Drop Shipping and E-Commerce

February 7, 2010 by

Dropshipping has often been linked to the e-commerce world, such as sites as Ebay and Amazon. However, before the e-commerce world, dropshipping was still alive and thriving with door-to-door salesman. For example, those that sell Mary Kay or Avon are using the dropshipping method. They show products that are in catalogs and are available for anyone that wishes to buy them. This allowed these companies to still have the benefits of employees, without having to pay for insurance, vacation time and whatnot, which is all standard aspects that are involved with business employees. However, when the Internet introduced e-commerce, the idea of dropshipping went to this area, and it does not work.

Dropshipping and e-commerce does not work for two main reasons. These are buying power and market value destruction. Buyer power refers to the profit you make on buying and reselling the product. With e-commerce the buyer power is zero. That is because when you sell a product on Ebay you usually only sell one of the product. Dropshipping is all about buying in quantity. For example, if a gold necklace runs around $10 at the wholesaler, who ten sells the necklace to a department store for $11.50. They sell a case of 10,000 of these necklaces.

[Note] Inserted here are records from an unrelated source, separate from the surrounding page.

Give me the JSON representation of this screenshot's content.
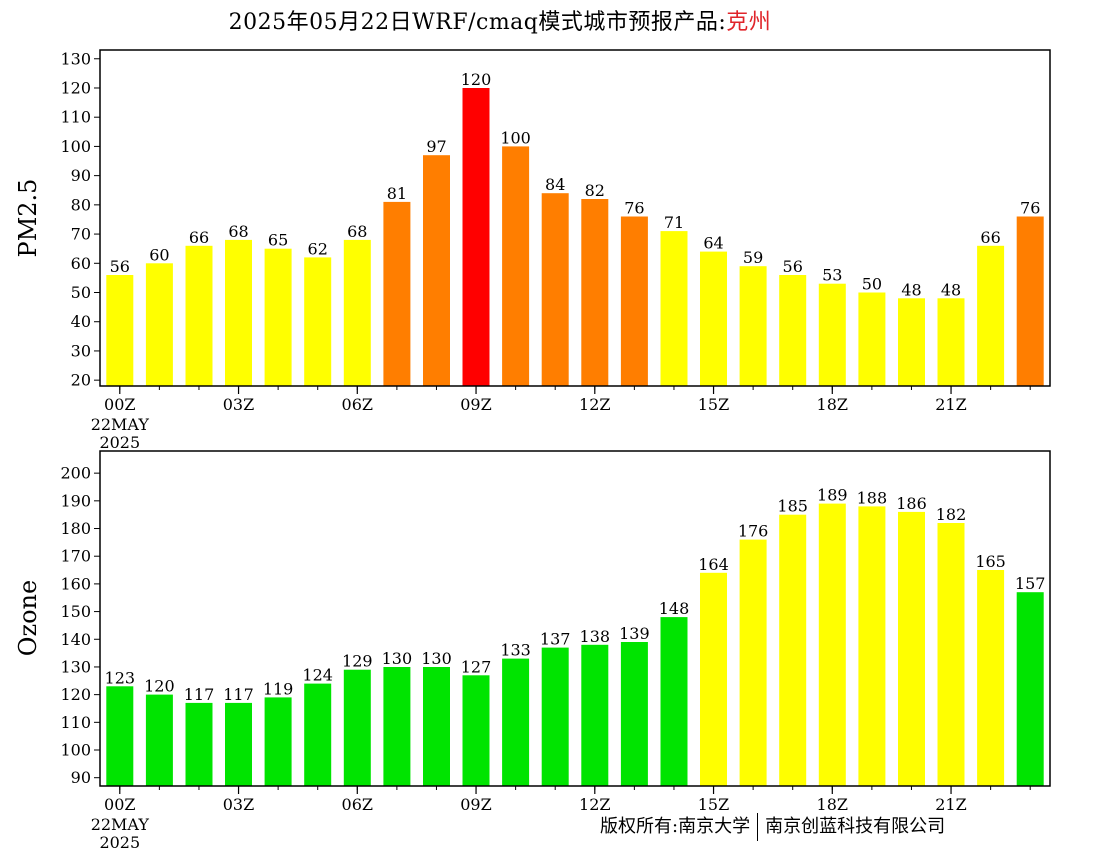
{
  "title": {
    "prefix": "2025年05月22日WRF/cmaq模式城市预报产品:",
    "city": "克州"
  },
  "footer": {
    "left": "版权所有:南京大学",
    "right": "南京创蓝科技有限公司"
  },
  "colors": {
    "good": "#00e400",
    "moderate": "#ffff00",
    "usg": "#ff7e00",
    "unhealthy": "#ff0000",
    "city_title": "#e0242a"
  },
  "chart_data": [
    {
      "type": "bar",
      "ylabel": "PM2.5",
      "ylim": [
        18,
        133
      ],
      "yticks": [
        20,
        30,
        40,
        50,
        60,
        70,
        80,
        90,
        100,
        110,
        120,
        130
      ],
      "x_tick_labels": [
        "00Z",
        "03Z",
        "06Z",
        "09Z",
        "12Z",
        "15Z",
        "18Z",
        "21Z"
      ],
      "x_tick_positions": [
        0,
        3,
        6,
        9,
        12,
        15,
        18,
        21
      ],
      "date_label": [
        "22MAY",
        "2025"
      ],
      "values": [
        56,
        60,
        66,
        68,
        65,
        62,
        68,
        81,
        97,
        120,
        100,
        84,
        82,
        76,
        71,
        64,
        59,
        56,
        53,
        50,
        48,
        48,
        66,
        76
      ],
      "colors": [
        "#ffff00",
        "#ffff00",
        "#ffff00",
        "#ffff00",
        "#ffff00",
        "#ffff00",
        "#ffff00",
        "#ff7e00",
        "#ff7e00",
        "#ff0000",
        "#ff7e00",
        "#ff7e00",
        "#ff7e00",
        "#ff7e00",
        "#ffff00",
        "#ffff00",
        "#ffff00",
        "#ffff00",
        "#ffff00",
        "#ffff00",
        "#ffff00",
        "#ffff00",
        "#ffff00",
        "#ff7e00"
      ]
    },
    {
      "type": "bar",
      "ylabel": "Ozone",
      "ylim": [
        87,
        208
      ],
      "yticks": [
        90,
        100,
        110,
        120,
        130,
        140,
        150,
        160,
        170,
        180,
        190,
        200
      ],
      "x_tick_labels": [
        "00Z",
        "03Z",
        "06Z",
        "09Z",
        "12Z",
        "15Z",
        "18Z",
        "21Z"
      ],
      "x_tick_positions": [
        0,
        3,
        6,
        9,
        12,
        15,
        18,
        21
      ],
      "date_label": [
        "22MAY",
        "2025"
      ],
      "values": [
        123,
        120,
        117,
        117,
        119,
        124,
        129,
        130,
        130,
        127,
        133,
        137,
        138,
        139,
        148,
        164,
        176,
        185,
        189,
        188,
        186,
        182,
        165,
        157
      ],
      "colors": [
        "#00e400",
        "#00e400",
        "#00e400",
        "#00e400",
        "#00e400",
        "#00e400",
        "#00e400",
        "#00e400",
        "#00e400",
        "#00e400",
        "#00e400",
        "#00e400",
        "#00e400",
        "#00e400",
        "#00e400",
        "#ffff00",
        "#ffff00",
        "#ffff00",
        "#ffff00",
        "#ffff00",
        "#ffff00",
        "#ffff00",
        "#ffff00",
        "#00e400"
      ]
    }
  ]
}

The profit for the wholesaler on this sale is around $15,000. Now take the same example except use it geared towards Ebay and the profit would drop to a $1.50. Think about the amount of time the wholesaler would have to go through and all for a little over the dollar. It’s not worth it and no dropshipper is going to agree to these terms. In order for the Ebay worker to even make a profit, they are going to have to charge quite a bit more, and consumers can find it cheaper elsewhere.

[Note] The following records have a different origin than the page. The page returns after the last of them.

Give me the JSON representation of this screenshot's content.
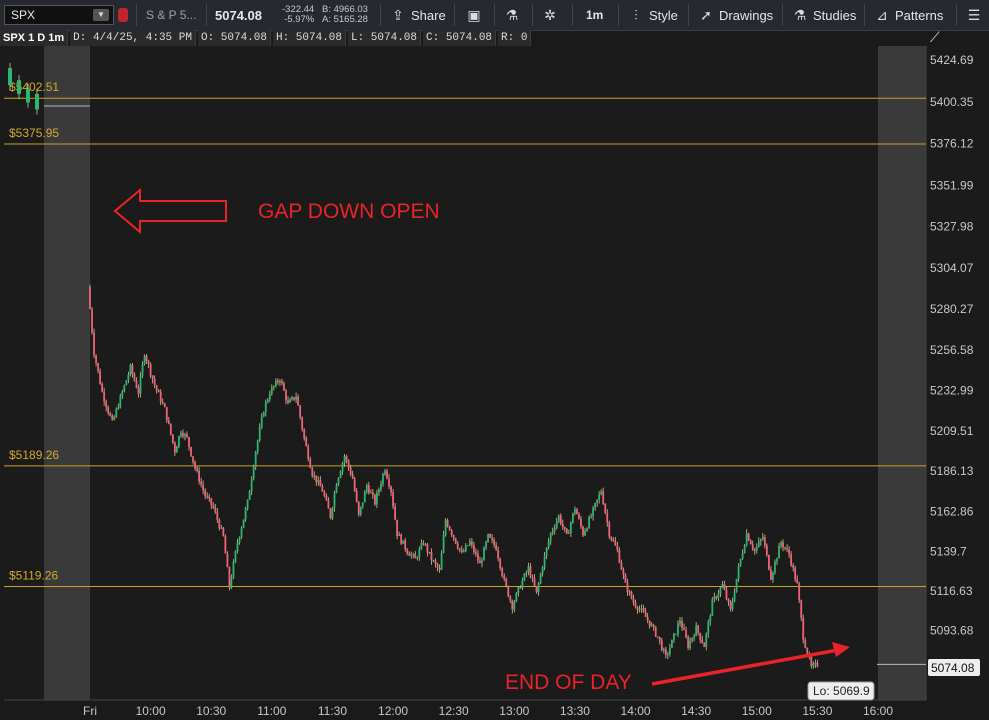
{
  "toolbar": {
    "symbol": "SPX",
    "description": "S & P 5...",
    "last": "5074.08",
    "net_change": "-322.44",
    "pct_change": "-5.97%",
    "bid": "B: 4966.03",
    "ask": "A: 5165.28",
    "share": "Share",
    "interval": "1m",
    "style": "Style",
    "drawings": "Drawings",
    "studies": "Studies",
    "patterns": "Patterns"
  },
  "info_bar": [
    "SPX 1 D 1m",
    "D: 4/4/25, 4:35 PM",
    "O: 5074.08",
    "H: 5074.08",
    "L: 5074.08",
    "C: 5074.08",
    "R: 0"
  ],
  "chart_data": {
    "type": "candlestick",
    "ylim": [
      5055,
      5435
    ],
    "y_ticks": [
      5424.69,
      5400.35,
      5376.12,
      5351.99,
      5327.98,
      5304.07,
      5280.27,
      5256.58,
      5232.99,
      5209.51,
      5186.13,
      5162.86,
      5139.7,
      5116.63,
      5093.68,
      5070.82
    ],
    "x_labels": [
      {
        "label": "Fri",
        "t": "09:30"
      },
      {
        "label": "10:00",
        "t": "10:00"
      },
      {
        "label": "10:30",
        "t": "10:30"
      },
      {
        "label": "11:00",
        "t": "11:00"
      },
      {
        "label": "11:30",
        "t": "11:30"
      },
      {
        "label": "12:00",
        "t": "12:00"
      },
      {
        "label": "12:30",
        "t": "12:30"
      },
      {
        "label": "13:00",
        "t": "13:00"
      },
      {
        "label": "13:30",
        "t": "13:30"
      },
      {
        "label": "14:00",
        "t": "14:00"
      },
      {
        "label": "14:30",
        "t": "14:30"
      },
      {
        "label": "15:00",
        "t": "15:00"
      },
      {
        "label": "15:30",
        "t": "15:30"
      },
      {
        "label": "16:00",
        "t": "16:00"
      }
    ],
    "levels": [
      {
        "label": "$5402.51",
        "value": 5402.51
      },
      {
        "label": "$5375.95",
        "value": 5375.95
      },
      {
        "label": "$5189.26",
        "value": 5189.26
      },
      {
        "label": "$5119.26",
        "value": 5119.26
      }
    ],
    "annotations": {
      "gap": "GAP DOWN OPEN",
      "eod": "END OF DAY",
      "low": "Lo: 5069.9",
      "last": "5074.08"
    },
    "premarket": [
      [
        5420,
        5410
      ],
      [
        5413,
        5405
      ],
      [
        5408,
        5400
      ],
      [
        5405,
        5396
      ]
    ],
    "path": [
      [
        "09:30",
        5293
      ],
      [
        "09:33",
        5255
      ],
      [
        "09:37",
        5232
      ],
      [
        "09:42",
        5214
      ],
      [
        "09:47",
        5232
      ],
      [
        "09:51",
        5246
      ],
      [
        "09:55",
        5232
      ],
      [
        "09:58",
        5255
      ],
      [
        "10:03",
        5236
      ],
      [
        "10:08",
        5222
      ],
      [
        "10:13",
        5198
      ],
      [
        "10:16",
        5210
      ],
      [
        "10:19",
        5205
      ],
      [
        "10:23",
        5188
      ],
      [
        "10:28",
        5172
      ],
      [
        "10:32",
        5165
      ],
      [
        "10:37",
        5148
      ],
      [
        "10:40",
        5119
      ],
      [
        "10:44",
        5145
      ],
      [
        "10:49",
        5168
      ],
      [
        "10:53",
        5198
      ],
      [
        "10:57",
        5222
      ],
      [
        "11:00",
        5232
      ],
      [
        "11:05",
        5240
      ],
      [
        "11:09",
        5225
      ],
      [
        "11:13",
        5230
      ],
      [
        "11:17",
        5205
      ],
      [
        "11:21",
        5185
      ],
      [
        "11:26",
        5175
      ],
      [
        "11:30",
        5160
      ],
      [
        "11:33",
        5180
      ],
      [
        "11:37",
        5195
      ],
      [
        "11:41",
        5182
      ],
      [
        "11:44",
        5160
      ],
      [
        "11:48",
        5178
      ],
      [
        "11:52",
        5168
      ],
      [
        "11:57",
        5188
      ],
      [
        "12:00",
        5175
      ],
      [
        "12:03",
        5150
      ],
      [
        "12:08",
        5140
      ],
      [
        "12:12",
        5135
      ],
      [
        "12:16",
        5145
      ],
      [
        "12:20",
        5135
      ],
      [
        "12:24",
        5128
      ],
      [
        "12:27",
        5158
      ],
      [
        "12:31",
        5148
      ],
      [
        "12:35",
        5138
      ],
      [
        "12:39",
        5145
      ],
      [
        "12:44",
        5132
      ],
      [
        "12:48",
        5148
      ],
      [
        "12:52",
        5142
      ],
      [
        "12:56",
        5122
      ],
      [
        "13:00",
        5108
      ],
      [
        "13:04",
        5120
      ],
      [
        "13:08",
        5130
      ],
      [
        "13:12",
        5115
      ],
      [
        "13:15",
        5132
      ],
      [
        "13:19",
        5150
      ],
      [
        "13:23",
        5160
      ],
      [
        "13:27",
        5148
      ],
      [
        "13:31",
        5165
      ],
      [
        "13:35",
        5150
      ],
      [
        "13:39",
        5160
      ],
      [
        "13:44",
        5175
      ],
      [
        "13:48",
        5150
      ],
      [
        "13:52",
        5140
      ],
      [
        "13:56",
        5120
      ],
      [
        "14:00",
        5110
      ],
      [
        "14:04",
        5105
      ],
      [
        "14:08",
        5098
      ],
      [
        "14:12",
        5090
      ],
      [
        "14:16",
        5078
      ],
      [
        "14:20",
        5090
      ],
      [
        "14:23",
        5100
      ],
      [
        "14:27",
        5085
      ],
      [
        "14:31",
        5095
      ],
      [
        "14:35",
        5085
      ],
      [
        "14:39",
        5110
      ],
      [
        "14:44",
        5120
      ],
      [
        "14:48",
        5105
      ],
      [
        "14:52",
        5130
      ],
      [
        "14:56",
        5150
      ],
      [
        "15:00",
        5140
      ],
      [
        "15:04",
        5148
      ],
      [
        "15:08",
        5125
      ],
      [
        "15:13",
        5145
      ],
      [
        "15:17",
        5138
      ],
      [
        "15:21",
        5120
      ],
      [
        "15:24",
        5090
      ],
      [
        "15:28",
        5072
      ],
      [
        "15:31",
        5074.08
      ]
    ]
  }
}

The second reason is market value destruction. Market value refers to the price at which you can successfully sell a product. This goes hand in hand with buying power. Many times products on websites go for much lower than they are intended to go, just because the competition to sell the product is high. For example, a necklace that is valued at $30, may first be posted for $25, then drop until it reaches the ridiculous cheap amount of $10. No doubt, this is good for the consumer, however the profit for the seller is minimal if any at all.

Though most people who like for everyone to believe that drop selling works great for the Internet, it most certainly does not. The numbers speak for themselves.